Prove there exists $l \geq 1$ such that $t^l M$ is free as a $\mathbb{C}[[t]]$-module

Question

Problem: Let $M$ be a finitely generated $\mathbb{C}[[t]]$-module. Prove that there exists a $l \geq 1$ such that $t^l M$ is free as a $\mathbb{C}[[t]]$-module.

Attempt: I let $B = \left\{m_1, \ldots, m_n \right\}$ generate $M$. Let $$l = \text{min} \left\{ v(m_i) \mid 1 \leq i \leq n \right\}$$ where $v$ is the valuation function, i.e. $$ v(\sum_{i=0}^{\infty} a_i t^{i} ) = \text{min} \left\{i \mid a_i \neq 0 \right\}. $$

I wanted to prove that $t^l M$ is free.
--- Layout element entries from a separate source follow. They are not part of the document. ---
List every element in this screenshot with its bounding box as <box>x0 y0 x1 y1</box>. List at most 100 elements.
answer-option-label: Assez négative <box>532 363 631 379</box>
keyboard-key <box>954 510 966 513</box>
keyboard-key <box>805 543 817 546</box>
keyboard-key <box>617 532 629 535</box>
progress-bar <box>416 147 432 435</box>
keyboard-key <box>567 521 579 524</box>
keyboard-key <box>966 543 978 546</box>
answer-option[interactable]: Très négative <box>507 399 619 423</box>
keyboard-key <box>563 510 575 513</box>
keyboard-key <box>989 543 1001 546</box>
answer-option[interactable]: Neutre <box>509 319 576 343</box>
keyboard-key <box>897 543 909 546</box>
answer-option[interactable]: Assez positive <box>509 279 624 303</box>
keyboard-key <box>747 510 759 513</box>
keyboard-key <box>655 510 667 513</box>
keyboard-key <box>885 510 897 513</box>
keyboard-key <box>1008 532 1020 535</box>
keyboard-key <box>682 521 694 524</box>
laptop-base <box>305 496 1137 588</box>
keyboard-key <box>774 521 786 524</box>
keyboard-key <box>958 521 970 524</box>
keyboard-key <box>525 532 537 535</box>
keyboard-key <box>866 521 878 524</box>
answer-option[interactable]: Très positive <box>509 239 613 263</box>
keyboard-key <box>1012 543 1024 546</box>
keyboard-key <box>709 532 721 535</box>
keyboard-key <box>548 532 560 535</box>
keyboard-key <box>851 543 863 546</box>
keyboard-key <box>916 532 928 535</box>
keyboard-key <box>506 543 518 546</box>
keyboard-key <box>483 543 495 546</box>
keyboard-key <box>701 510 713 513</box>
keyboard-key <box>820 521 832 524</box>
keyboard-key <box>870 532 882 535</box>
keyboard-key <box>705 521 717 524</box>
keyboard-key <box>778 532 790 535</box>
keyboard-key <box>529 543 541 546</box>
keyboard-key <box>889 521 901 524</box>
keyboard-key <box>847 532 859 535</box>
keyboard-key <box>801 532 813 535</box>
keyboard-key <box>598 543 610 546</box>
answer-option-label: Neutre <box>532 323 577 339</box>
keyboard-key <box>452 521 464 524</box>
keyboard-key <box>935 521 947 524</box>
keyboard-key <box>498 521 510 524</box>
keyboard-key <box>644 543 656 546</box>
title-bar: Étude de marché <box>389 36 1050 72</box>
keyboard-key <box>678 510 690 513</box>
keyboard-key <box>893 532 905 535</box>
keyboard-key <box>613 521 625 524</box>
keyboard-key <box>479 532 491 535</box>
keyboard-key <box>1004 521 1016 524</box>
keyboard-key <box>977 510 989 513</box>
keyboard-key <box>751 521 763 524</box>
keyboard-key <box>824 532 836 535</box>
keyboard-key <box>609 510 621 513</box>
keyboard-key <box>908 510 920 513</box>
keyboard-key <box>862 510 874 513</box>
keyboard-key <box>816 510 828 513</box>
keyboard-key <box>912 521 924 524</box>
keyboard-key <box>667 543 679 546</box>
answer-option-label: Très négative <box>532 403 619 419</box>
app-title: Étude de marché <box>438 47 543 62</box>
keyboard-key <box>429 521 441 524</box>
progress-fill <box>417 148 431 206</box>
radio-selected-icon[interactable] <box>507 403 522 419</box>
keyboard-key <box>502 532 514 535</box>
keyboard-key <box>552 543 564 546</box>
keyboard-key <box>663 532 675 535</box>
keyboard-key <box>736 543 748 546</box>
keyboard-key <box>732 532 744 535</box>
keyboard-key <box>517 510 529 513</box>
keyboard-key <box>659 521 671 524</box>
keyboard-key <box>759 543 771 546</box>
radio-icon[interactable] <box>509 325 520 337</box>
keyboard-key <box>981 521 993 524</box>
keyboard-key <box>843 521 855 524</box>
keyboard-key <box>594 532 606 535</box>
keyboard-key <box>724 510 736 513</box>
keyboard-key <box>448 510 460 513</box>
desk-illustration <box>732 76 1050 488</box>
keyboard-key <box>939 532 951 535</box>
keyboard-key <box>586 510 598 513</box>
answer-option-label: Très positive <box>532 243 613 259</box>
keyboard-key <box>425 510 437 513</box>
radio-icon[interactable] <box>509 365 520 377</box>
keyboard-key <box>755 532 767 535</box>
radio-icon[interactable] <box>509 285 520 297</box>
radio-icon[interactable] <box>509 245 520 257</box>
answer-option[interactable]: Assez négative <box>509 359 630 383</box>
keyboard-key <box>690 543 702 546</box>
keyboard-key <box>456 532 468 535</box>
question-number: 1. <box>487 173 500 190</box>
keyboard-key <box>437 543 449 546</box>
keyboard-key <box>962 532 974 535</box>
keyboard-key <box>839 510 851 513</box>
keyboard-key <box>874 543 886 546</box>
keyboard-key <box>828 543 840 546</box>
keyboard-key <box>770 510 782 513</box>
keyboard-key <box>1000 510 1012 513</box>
But I think this is kind of obvious if $M$ is finitely generated? I would just take as basis $\left\{ t^l m_1, \ldots, t^l m_n \right\}$.

Help is appreciated!

Answer 1

Your attempt is meaningless since $v(m_i)$ is not defined (the $m_i$ are not elements of $\mathbb{C}[[t]]$), and even if it were meaningful I don't know why you would think $t^lM$ is free for that particular value of $l$. Instead, I would suggest you use the classification of finitely generated modules over a PID.

More details are hidden below.

The torsion submodule of $M$ is annihilated by $t^l$ for some $l$. So, for that value of $l$, $t^lM$ is a finitely generated torsion-free module. Since $\mathbb{C}[[t]]$ is a PID, this implies it is free.